Sunday, 10 November 2024

The Regeneration Trilogy - Pat Barker

 

What an absolute work of art! And to think that Pat Barker studied history (what I teach...) at the university where I work, and I actually had to discover her because my auntie told my mom about her. In my defence, she did graduate a few decades before my arrival at least...

The Regeneration Trilogy is possibly the best WWI book(s) I have ever read. Barker has a truly unique way of describing, through her characters, the ugly beauty of war, how it plays with the minds of soldiers who can never leave war behind and are often attracted to it for various reasons even when given a chance to leave. 

Her ability to weave real history and fiction together in an inextricable mix is also remarkable, and the last few chapters of The Ghost Road are an agony to read, as the reader clearly knows how things are going to end for Billy Prior, the beautifully troubled and scarred main fictional character of the trilogy. 






Sunday, 27 September 2015

The Postman – Antonio Skármeta



A novel that I bought with my dad as a Christmas gift for my mom (the only book I ever recall buying in a supermarket and not in a bookshop).
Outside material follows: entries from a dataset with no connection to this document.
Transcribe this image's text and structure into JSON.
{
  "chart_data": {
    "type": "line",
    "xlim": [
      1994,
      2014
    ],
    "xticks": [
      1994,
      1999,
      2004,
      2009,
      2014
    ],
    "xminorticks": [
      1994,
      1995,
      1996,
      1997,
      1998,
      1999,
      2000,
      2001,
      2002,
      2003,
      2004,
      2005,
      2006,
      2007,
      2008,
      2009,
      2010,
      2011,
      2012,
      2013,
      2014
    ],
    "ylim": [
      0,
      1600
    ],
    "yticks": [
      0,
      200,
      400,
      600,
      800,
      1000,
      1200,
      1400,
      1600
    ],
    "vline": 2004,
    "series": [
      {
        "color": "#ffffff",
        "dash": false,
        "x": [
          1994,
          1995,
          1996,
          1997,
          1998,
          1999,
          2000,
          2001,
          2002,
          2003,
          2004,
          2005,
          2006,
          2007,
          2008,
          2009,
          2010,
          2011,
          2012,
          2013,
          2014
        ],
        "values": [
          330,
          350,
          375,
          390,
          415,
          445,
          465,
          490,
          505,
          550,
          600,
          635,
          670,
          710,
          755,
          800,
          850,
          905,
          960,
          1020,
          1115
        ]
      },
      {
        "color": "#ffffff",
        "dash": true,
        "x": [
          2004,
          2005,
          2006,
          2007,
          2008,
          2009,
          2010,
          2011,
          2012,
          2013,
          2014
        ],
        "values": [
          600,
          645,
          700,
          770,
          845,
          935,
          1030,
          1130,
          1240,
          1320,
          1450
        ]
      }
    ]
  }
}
I still remember my dad explaining to me that Massimo Troisi, the actor who played the titular postman in the movie taken from the novel, was a wonderful artist who died right after finishing the film.

When I read it as a teenager the book made want to get into poetry. I obviously tried with Neruda first, then followed it with the Poètes maudits, Pessoa, Lorca, Kavafis and many others, but to no avail. I was probably too shallow for poetry back then. I should try again, but I’m afraid I’m not much deeper than I was back then.

Skármeta’s novel is about Chile, about its most illustrious poet (Neruda, clearly), and about the poetry of the everyday life of the Chileans. There are plenty of novels in which important historical figures mentor some young and uneducated locals, and they often run the risk of becoming trivial. This novel avoids that. Mario, Neruda’s postman, does not evolve into a luminary of the literary world, and probably this is the reason why the novel isn’t banal, just touchingly beautiful. If at first his inability to express his feelings and the need to recur to Neruda’s poems is a bit too Cyranoesque, some of Mario’s simple thoughts are actually reflections of very serious issues, both political and literary (after all, does poetry belong to those who write it or to those who use it?).